Cryptocurrencies and DeFi platforms rely on ECC signatures.
Without PQC, entire digital asset classes could be quantum-hacked.
Open Banking frameworks and OCEN in India rely on digital signatures.
Shor’s algorithm could undermine these APIs.
Even if systems are upgraded, intercepted historical data can be decrypted later.
This creates 20–30 years of reputational and compliance risk.
Executives often ask: If quantum computers aren’t here yet, why prepare? The answer is threefold:
Compliance Preparedness: Regulators will mandate PQC. Early movers avoid costly, rushed transitions.
Trust Advantage: Firms that adopt PQC early can position themselves as future-proof and trustworthy.
Cost of Postponement: Transitioning payment rails, APIs, and data centers will take years, not months.
Transitioning to PQC is not just a technology upgrade — it’s a strategic program.
Map cryptographic assets (APIs, payment rails, certificates, apps, archives).
Identify algorithms most at risk.
Engage with vendors (cloud providers, core banking platforms, fintech partners).
Influence consortiums like NPCI, SWIFT, and ISO.
Deploy hybrid classical + PQC systems.
Begin with non-core systems to minimize disruption.
Establish board-level oversight via Risk/IT committees.
Track global PQC developments (NIST, RBI, ECB).

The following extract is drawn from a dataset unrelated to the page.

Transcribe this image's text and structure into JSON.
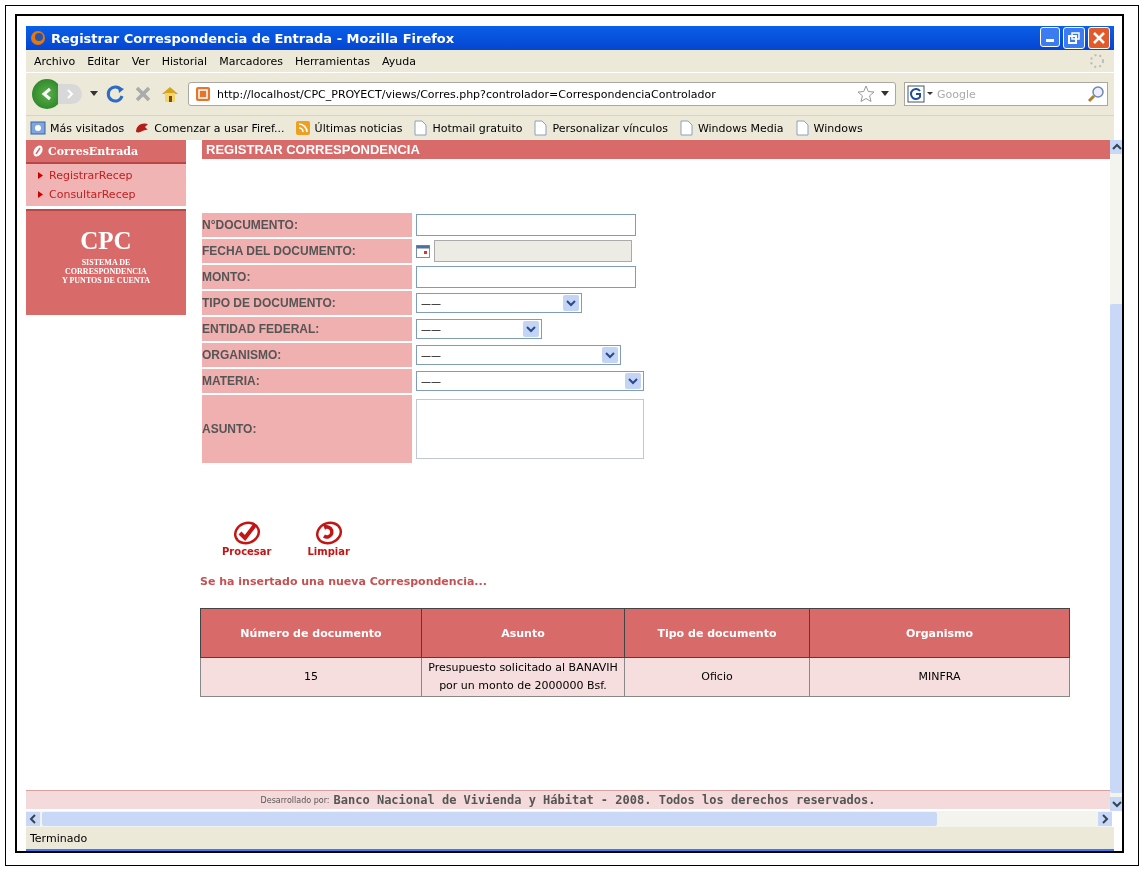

Translate technical safety into trust-based messaging.
Position PQC as proactive protection, not reactive compliance.
For India, PQC is not just a defense mechanism — it is a strategic advantage.
Digital leadership: UPI, OCEN, Account Aggregator, and CBDC pilots already put India at the forefront of financial innovation.
First-mover advantage: Early PQC adoption could make India a global benchmark for quantum-safe finance.
Collaboration model: Regulators, academia (IITs/IIITs), and fintech ecosystems can accelerate adoption and export standards globally.
While PQC addresses the near-term need, institutions should also explore:
Quantum Random Number Generators (QRNGs): For stronger keys.
Quantum Key Distribution (QKD): For physics-based ultra-secure communication.
Hybrid Approaches: Combining PQC with classical and quantum cryptography for layered defense.
Executives must see PQC not as a single solution but as the foundation of a quantum-safe financial ecosystem.
The financial industry is built on trust. Cryptography is the invisible glue that holds that trust together.
Quantum computing threatens that glue — but also creates an opportunity for leadership. By adopting PQC early, institutions can transform systemic risk into competitive advantage.
For senior leaders, the message is clear:
Don’t wait for Q-Day.
Build transition roadmaps now.
Make PQC a boardroom conversation, not just a technology conversation.
The clock is already ticking.
The question is whether your institution will scramble when the quantum wave arrives — or emerge as a trusted, quantum-safe leader in global finance.